BREWER, Maine — Teachers at the new Brewer Community School, the largest elementary-middle school in the state, are setting up their classrooms in preparation for the start of school in a little more than two weeks.
“It was a little unusual to see 20 years of teaching in boxes on the floor,” veteran fourth-grade teacher Rhonda Geaghan said Friday while standing in her new classroom.
The new 156,000-square-foot school “is amazing. It really is,” Geaghan said. “It’s quite overwhelming and it’s exciting.”
A ribbon cutting, dedication and open house for the prekindergarten through grade eight school, located at 92 Pendleton St., is scheduled for 10 a.m. Aug. 20, and is the first opportunity for parents and the general public to get a look at the building, which replaces five aging schools built between 1926 and 1962.
When visitors start their self-guided tours, “We’ll hand them maps of the building, because they’ll need them,” school board Chairman Mark Farley said Friday.
The new school has 71 classrooms and can accommodate 1,050 students. It has five separate wings for the different age groups with shared areas in the middle of the building for such things as the cafeteria, gym and media center or library.
“It will be like five little schools in one big, large building,” Farley said. “It’s not going to be mass confusion in there. It’s departmentalized.”
Each of the five wings will house two classes, Lester Young, owner’s representative for the new school, said last month while giving a tour of the massive building.
“Each wing has a different theme” that is tied to the city’s history and “each classroom has a historic picture with some picture from Brewer’s past,” he said. “It’s neat.”
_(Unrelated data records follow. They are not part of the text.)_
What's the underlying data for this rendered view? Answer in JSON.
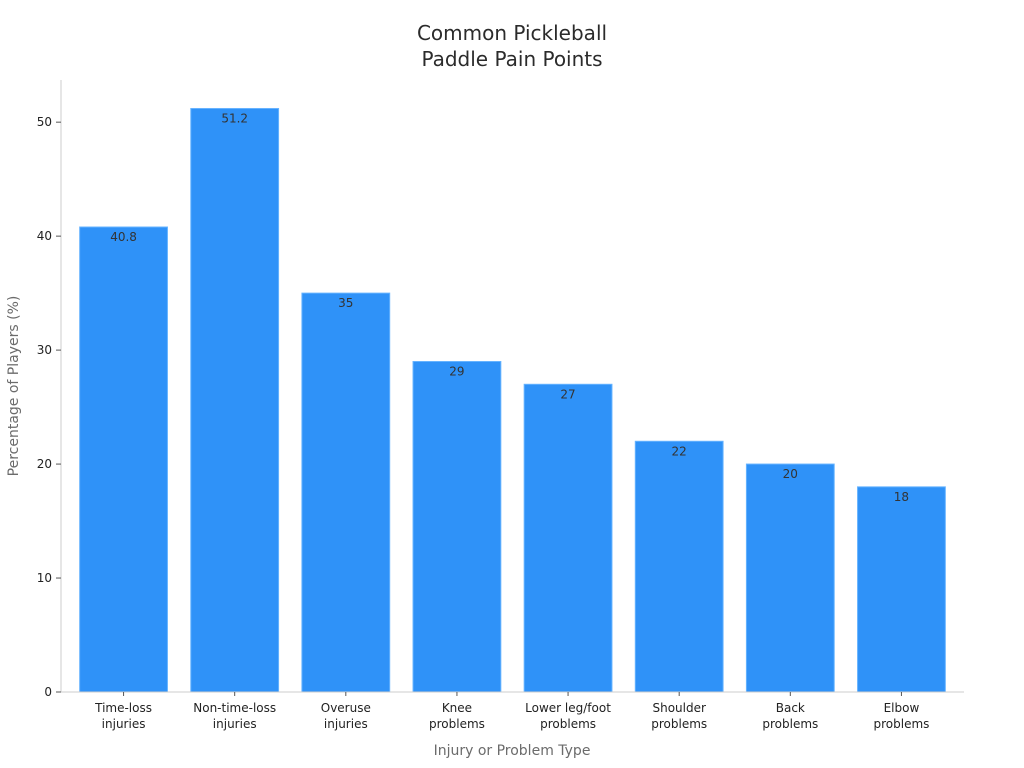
{
  "chart_data": {
    "type": "bar",
    "title": [
      "Common Pickleball",
      "Paddle Pain Points"
    ],
    "xlabel": "Injury or Problem Type",
    "ylabel": "Percentage of Players (%)",
    "categories": [
      [
        "Time-loss",
        "injuries"
      ],
      [
        "Non-time-loss",
        "injuries"
      ],
      [
        "Overuse",
        "injuries"
      ],
      [
        "Knee",
        "problems"
      ],
      [
        "Lower leg/foot",
        "problems"
      ],
      [
        "Shoulder",
        "problems"
      ],
      [
        "Back",
        "problems"
      ],
      [
        "Elbow",
        "problems"
      ]
    ],
    "values": [
      40.8,
      51.2,
      35,
      29,
      27,
      22,
      20,
      18
    ],
    "data_labels": [
      "40.8",
      "51.2",
      "35",
      "29",
      "27",
      "22",
      "20",
      "18"
    ],
    "y_ticks": [
      0,
      10,
      20,
      30,
      40,
      50
    ],
    "ylim": [
      0,
      53.7
    ],
    "bar_color": "#2f92f8",
    "bar_edge_color": "#66b3ff",
    "grid": false,
    "legend": false
  }
}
Prekindergarten and kindergarten students will head to the river wing, which is located at the front of the building, to the right of the front doors. First- and second-graders will go to the ice wing, third- and fourth-graders have the paper wing, fifth- and sixth-graders will sail to the maritime wing, and seventh- and eighth-graders will go to the brick wing, which is lined with Brewer-brick colored tiles.
WBRC Architects-Engineers of Bangor designed the school, and local construction company Nickerson & O’Day built the estimated $33.4 million school and attached 488-seat performing arts center.
Construction crews matched colors throughout the school wings to their themes — blue paint and desk chairs for the river wing, green for paper, terra cotta for the brick — and added details whenever possible, Young said.
For example, in the ice wing the ceiling is “jagged and askew,” he said. “It’s supposed to represent the movement of the ice.”
Light and energy efficiency play important roles in the new school. Sunlight flows into the back of each classroom through specially designed unseen windows and reduces the need for interior lights to be turned on, Superintendent Daniel Lee has said.
“Teachers don’t turn on lights in their rooms,” he said. “They’ll be controlled by photoelectric cells” that sense when light is needed.
Lights will not turn on if no one is in the room, Lee said, adding that every measure has been taken to make the massive school as energy-efficient as possible.
Geaghan, who has taught out of a portable classroom at State Street school for the last six years, said, “It’s going to be really nice to have our entire team together in one area.”
The longtime teacher said the new school will provide “a wonderful chance to tie in the Community of Caring values,” and will provide a great opportunity for sharing resources.
“When you have separate schools you can’t have a fourth-grader read to a second-grader,” she said.
Geaghan, whose paper wing classroom is on the second floor and overlooks a playground, said she can see students already playing on the equipment and hear parents “talking about how exciting it is.
“They feel connected already,” she said.
The dedication and ribbon cutting ceremony will commence at 10 a.m. and the public self-guided open house tours runs from 11 a.m. to 3 p.m. Light refreshments will be served in the cafeteria.